3ª Nunca vi em Moçambique, pelo menos na minha zona, nenhuma viatura blindada, nem sequer uma auto-metralhadora, nem sequer ouvi falar do seu uso. Portanto não havia nenhum preferido.
4ª Pela resposta anterior depreende-se que não havia pedido de viaturas blindadas. Nós queriamos eram Berliets e mesmo estas não haviam.

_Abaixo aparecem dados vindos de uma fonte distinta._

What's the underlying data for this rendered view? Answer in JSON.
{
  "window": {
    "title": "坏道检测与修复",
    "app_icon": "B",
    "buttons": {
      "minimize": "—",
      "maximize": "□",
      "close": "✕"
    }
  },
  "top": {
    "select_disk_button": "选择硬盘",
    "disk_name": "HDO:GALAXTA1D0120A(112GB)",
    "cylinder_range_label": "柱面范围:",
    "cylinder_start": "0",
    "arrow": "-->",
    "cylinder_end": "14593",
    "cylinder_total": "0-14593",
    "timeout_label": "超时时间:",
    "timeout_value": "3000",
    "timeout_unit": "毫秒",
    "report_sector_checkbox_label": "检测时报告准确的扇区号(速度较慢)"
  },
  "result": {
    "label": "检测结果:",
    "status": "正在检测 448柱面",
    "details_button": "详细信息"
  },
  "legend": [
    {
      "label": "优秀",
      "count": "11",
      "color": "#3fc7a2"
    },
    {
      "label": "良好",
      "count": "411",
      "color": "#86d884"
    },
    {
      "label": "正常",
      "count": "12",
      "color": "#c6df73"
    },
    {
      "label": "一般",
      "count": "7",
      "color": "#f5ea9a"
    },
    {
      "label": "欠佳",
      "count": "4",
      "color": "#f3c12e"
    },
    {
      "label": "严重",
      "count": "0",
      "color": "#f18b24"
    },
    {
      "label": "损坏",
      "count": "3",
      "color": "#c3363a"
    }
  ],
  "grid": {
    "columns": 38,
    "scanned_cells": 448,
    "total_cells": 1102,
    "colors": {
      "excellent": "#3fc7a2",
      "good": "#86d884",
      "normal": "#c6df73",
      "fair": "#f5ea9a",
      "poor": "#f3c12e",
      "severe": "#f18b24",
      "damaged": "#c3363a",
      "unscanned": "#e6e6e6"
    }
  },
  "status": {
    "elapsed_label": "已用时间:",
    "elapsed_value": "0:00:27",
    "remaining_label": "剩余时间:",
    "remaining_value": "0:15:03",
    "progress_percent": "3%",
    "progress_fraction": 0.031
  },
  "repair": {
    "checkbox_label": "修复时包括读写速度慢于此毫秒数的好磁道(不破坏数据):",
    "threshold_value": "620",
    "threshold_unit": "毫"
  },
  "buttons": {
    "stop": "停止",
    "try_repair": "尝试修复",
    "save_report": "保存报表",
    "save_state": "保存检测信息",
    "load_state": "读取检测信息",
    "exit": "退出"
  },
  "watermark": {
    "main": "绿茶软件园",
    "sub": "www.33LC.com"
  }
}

5ª Quanto às armas pessoais, estávmos bem servidos com a G-3. Faltavam no entanto outras armas complementares e por vezes quando haviam, não havia munições em quantidade para elas. Nós, de armas operacinais, além das G-3 tinhamos 1 Breda, 1 MG-42, 2/3 HK-21, 2 morteiros 60 e 1 lança-granadas foguete (com 2 munições). A estória das munições contadas e justificadas é verdadeira. Todos os disparos tinham que ser justificados. Para podermos fazer tiro de reconhecimento (que era proíbido) tinhamos que poupar as munições de tiro de treino, para as podermos gastar sem justificação. O que por vezes também fazia falta era melhor apoio aéreo. Normalmente o apoio só era pedido quando havia um ataque muito grave e quando os Fiat ou os heli-canhão chegavam, já os guerrilheiros estavam a milhas de distância. No entanto, houve casos de ataques a colunas, que só foram contidos com o apoio dos Fiat.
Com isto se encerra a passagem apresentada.